The Sedgwick review’s call for a “customer service focus” reflects other regulatory work to align remuneration with customers’ interests. The Reserve Bank for instance has led global efforts to introduce a code of conduct for financial markets to try to stamp out self-interested manipulation of client information. This is window dressing.
In a genuine free market businesses that don’t serve their customers — retail or wholesale — fail, as customers turn elsewhere. Unfortunately, market forces don’t operate in banking.
Swathes of it is unproductive — banks’ returns on assets are pitifully low, their returns on equity respectable through high leverage. But banking remains lucrative because of the raft of implicit and explicit subsidies banks enjoy. The Commonwealth Bank, leveraged more than 16 times, borrows almost as cheaply as the Australian government.
Inflation just hot air
The biggest debate in economics over the past decade has been about productivity growth: where did it go? The conventional view blames “secular stagnation”: low rates of innovation have undermined growth, leading to sluggish wages and forcing policymakers to slash interest rates to spur demand.
One of the titans of economics, Martin Feldstein, Harvard professor and former chairman of Ronald Reagan’s Council of Economic Advisers, has attacked this idea in a March paper for the National Bureau of Economic Research.
He has questioned the truth of the very statistics that fuel the debate: gross domestic product and consumer price indices.
“Widespread references to slow economic growth reduce the public’s faith in the political and economic system,” he writes.
Feldstein argues inflation is actually much lower than people think. The scale and frequency of quality improvements in goods and services has changed from a generation ago and overwhelmed statisticians’ capacity to assess it.
When statistical agencies compare the prices of goods and services over time to measure inflation they try to strip out quality improvements. A computer or mobile phone might cost more but if it’s faster then some of that price increase is not inflation.
This was much easier to do in post-World War II economies with relatively few, simpler, and identifiable goods and services. Today there are magnitudes more — perhaps more mobile phone types alone than the entire grocery range of a 1970s corner store.

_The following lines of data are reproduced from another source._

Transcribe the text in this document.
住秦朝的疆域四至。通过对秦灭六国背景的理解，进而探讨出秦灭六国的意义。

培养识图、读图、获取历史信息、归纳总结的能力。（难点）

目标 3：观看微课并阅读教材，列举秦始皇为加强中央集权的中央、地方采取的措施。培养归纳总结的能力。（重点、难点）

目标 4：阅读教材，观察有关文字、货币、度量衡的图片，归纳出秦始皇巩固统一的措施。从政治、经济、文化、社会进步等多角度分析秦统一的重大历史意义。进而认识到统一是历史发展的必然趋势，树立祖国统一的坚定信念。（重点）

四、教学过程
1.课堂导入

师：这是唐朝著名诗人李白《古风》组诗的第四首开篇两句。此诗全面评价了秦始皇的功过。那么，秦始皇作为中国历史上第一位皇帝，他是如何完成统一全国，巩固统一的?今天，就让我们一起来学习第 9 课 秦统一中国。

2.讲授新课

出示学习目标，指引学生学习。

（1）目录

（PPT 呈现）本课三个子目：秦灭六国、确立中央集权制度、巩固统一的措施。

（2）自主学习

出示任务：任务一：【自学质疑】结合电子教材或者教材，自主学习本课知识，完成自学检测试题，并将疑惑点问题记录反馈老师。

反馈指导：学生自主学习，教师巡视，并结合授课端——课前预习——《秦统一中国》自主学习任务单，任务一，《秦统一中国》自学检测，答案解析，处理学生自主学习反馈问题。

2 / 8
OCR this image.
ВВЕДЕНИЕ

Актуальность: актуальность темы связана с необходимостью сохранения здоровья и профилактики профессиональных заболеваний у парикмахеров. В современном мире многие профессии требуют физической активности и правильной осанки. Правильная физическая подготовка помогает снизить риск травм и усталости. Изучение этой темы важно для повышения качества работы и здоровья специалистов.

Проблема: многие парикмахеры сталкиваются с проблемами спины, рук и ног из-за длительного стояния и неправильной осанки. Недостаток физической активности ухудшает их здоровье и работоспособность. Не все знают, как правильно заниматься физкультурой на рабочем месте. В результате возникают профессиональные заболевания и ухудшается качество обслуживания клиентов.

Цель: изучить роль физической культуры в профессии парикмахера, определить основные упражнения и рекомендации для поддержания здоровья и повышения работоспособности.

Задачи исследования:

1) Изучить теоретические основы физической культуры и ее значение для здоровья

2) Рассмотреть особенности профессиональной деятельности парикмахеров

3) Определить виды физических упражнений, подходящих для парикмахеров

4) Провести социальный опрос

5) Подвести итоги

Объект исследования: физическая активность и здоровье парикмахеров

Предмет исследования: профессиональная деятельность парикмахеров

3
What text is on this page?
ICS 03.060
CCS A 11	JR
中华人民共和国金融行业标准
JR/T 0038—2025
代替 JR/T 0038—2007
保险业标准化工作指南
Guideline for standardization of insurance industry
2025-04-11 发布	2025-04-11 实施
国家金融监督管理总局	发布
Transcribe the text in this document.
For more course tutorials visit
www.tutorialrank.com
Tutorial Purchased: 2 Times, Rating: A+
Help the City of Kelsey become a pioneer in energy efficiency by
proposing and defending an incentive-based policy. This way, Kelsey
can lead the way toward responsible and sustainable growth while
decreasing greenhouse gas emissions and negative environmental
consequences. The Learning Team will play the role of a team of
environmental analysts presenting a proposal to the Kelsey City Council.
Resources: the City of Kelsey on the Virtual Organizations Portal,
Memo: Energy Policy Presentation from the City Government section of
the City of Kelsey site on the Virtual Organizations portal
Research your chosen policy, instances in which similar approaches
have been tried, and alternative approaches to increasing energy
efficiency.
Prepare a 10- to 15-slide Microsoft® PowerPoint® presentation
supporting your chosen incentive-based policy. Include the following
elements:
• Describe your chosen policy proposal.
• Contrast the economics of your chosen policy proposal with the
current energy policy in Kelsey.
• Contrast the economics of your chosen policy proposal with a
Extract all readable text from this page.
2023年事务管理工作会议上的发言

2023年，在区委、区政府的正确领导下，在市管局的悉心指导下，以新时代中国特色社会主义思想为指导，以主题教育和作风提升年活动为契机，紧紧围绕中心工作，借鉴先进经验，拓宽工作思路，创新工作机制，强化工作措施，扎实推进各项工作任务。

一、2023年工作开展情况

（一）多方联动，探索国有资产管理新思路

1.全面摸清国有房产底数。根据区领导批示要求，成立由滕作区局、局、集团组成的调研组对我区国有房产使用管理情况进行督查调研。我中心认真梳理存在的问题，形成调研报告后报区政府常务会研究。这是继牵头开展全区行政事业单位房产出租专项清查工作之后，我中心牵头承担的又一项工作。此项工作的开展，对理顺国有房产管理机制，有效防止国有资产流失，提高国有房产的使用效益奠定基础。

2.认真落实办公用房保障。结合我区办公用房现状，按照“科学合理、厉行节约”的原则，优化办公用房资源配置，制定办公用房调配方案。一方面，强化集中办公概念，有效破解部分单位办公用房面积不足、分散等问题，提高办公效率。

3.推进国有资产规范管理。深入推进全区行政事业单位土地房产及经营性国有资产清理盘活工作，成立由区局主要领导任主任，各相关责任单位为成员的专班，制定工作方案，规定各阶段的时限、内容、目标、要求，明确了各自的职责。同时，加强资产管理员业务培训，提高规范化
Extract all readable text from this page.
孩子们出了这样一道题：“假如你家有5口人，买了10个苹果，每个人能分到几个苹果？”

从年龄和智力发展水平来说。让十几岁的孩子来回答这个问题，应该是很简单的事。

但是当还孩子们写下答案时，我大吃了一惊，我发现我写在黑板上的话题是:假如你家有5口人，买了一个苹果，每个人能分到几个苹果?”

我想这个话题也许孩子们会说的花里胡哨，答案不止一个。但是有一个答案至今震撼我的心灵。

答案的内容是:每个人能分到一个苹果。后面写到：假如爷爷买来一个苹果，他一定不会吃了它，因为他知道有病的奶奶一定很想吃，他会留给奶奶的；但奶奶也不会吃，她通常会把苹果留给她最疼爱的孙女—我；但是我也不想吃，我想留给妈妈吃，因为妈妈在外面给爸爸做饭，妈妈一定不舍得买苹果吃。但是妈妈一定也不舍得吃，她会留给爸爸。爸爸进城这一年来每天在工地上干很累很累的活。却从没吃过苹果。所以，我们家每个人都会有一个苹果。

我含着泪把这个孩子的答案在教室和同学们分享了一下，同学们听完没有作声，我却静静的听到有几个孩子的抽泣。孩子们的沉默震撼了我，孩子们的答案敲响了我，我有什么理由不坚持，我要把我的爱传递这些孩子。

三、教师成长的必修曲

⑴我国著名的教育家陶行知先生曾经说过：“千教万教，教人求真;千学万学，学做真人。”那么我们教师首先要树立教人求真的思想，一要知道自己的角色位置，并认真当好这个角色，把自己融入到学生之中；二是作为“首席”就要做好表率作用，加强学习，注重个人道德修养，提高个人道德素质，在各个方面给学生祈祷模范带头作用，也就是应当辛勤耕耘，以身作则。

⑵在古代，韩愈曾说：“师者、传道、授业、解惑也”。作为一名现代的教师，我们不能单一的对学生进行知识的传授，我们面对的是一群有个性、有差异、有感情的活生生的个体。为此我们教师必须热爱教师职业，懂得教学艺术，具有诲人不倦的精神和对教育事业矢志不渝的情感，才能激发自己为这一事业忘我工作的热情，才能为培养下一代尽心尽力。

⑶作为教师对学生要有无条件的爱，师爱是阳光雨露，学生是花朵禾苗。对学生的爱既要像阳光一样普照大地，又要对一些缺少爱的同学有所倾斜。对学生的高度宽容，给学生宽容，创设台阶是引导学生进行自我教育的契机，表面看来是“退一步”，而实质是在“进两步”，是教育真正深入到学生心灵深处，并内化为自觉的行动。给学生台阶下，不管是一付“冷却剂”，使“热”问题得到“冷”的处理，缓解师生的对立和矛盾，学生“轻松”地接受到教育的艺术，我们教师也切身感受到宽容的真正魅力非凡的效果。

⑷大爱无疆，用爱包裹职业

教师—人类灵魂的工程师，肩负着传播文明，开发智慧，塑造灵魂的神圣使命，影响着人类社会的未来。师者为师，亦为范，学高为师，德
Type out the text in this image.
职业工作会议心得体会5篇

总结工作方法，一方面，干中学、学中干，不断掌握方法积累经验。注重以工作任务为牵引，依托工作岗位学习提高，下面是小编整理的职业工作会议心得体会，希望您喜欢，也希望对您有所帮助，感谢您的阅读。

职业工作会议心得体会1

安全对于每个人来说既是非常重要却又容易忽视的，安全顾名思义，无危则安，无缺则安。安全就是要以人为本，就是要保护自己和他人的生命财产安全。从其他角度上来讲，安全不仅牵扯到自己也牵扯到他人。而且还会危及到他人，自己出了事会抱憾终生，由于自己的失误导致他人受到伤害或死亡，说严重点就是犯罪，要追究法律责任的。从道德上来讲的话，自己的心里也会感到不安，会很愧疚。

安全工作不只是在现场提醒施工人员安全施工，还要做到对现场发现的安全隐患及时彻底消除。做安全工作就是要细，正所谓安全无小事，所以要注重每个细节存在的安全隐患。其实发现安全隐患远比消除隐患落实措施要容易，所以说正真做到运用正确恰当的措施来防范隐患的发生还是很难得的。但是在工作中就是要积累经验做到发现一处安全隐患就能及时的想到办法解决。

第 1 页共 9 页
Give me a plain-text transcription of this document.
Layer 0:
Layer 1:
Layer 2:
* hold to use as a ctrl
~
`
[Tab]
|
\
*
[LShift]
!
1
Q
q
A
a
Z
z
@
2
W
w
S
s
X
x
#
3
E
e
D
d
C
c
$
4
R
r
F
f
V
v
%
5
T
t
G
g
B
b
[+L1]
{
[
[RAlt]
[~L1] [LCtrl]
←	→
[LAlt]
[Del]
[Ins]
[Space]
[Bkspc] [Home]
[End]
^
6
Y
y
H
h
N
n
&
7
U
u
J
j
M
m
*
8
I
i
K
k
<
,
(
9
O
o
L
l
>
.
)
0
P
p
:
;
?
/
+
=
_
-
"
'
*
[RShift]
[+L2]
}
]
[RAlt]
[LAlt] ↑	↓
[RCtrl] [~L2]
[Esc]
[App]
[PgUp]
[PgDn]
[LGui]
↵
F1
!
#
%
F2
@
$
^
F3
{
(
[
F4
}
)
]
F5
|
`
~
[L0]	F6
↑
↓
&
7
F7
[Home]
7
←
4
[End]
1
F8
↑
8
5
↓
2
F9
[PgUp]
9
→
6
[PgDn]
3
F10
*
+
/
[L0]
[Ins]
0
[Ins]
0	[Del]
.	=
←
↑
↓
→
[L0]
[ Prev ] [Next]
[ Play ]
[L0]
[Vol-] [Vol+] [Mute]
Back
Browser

And many more products are provided without financial payment — internet search engines, mobile phone apps etc — ensuring they aren’t included at all.
Even if quality never changed, new goods and services only find their way into price and GDP statistics when consumers start spending significant sums on them: fridges entered in 1934 and cars in 1940, for instance, long after their widespread use. And even then, their value is only what people are paying for them (stripping out any quality improvements, of course) — which bears no relationship with how much living standards might have improved as a result of them.
If price changes are much lower than official statistics say, then real GDP and real interest rates are much higher.
“It seems little point in having a precise inflation target when the true rate of inflation is measured with a great deal of uncertainty,” Feldstein says, arguing there is “a substantial and unknown upward bias in the measure of price inflation”.
Healthcare is a further problem. Because of pervasive government involvement, its value is measured at the cost of provision. If governments pay or subsidise doctors and nurses more, for whatever reason, statistics show they are producing more.
The actual output — life expectancies and morbidity rates — don’t figure in the price and output statistics.
This debate won’t be easily settled, though, as Commonwealth Bank economist Gareth Aird suggested in his research this week. Consumer price indices don’t include house prices, which are among the biggest components of households’ budgets.This is because land is considered an investment, not consumption. This factor could overwhelm Feldstein’s arguments.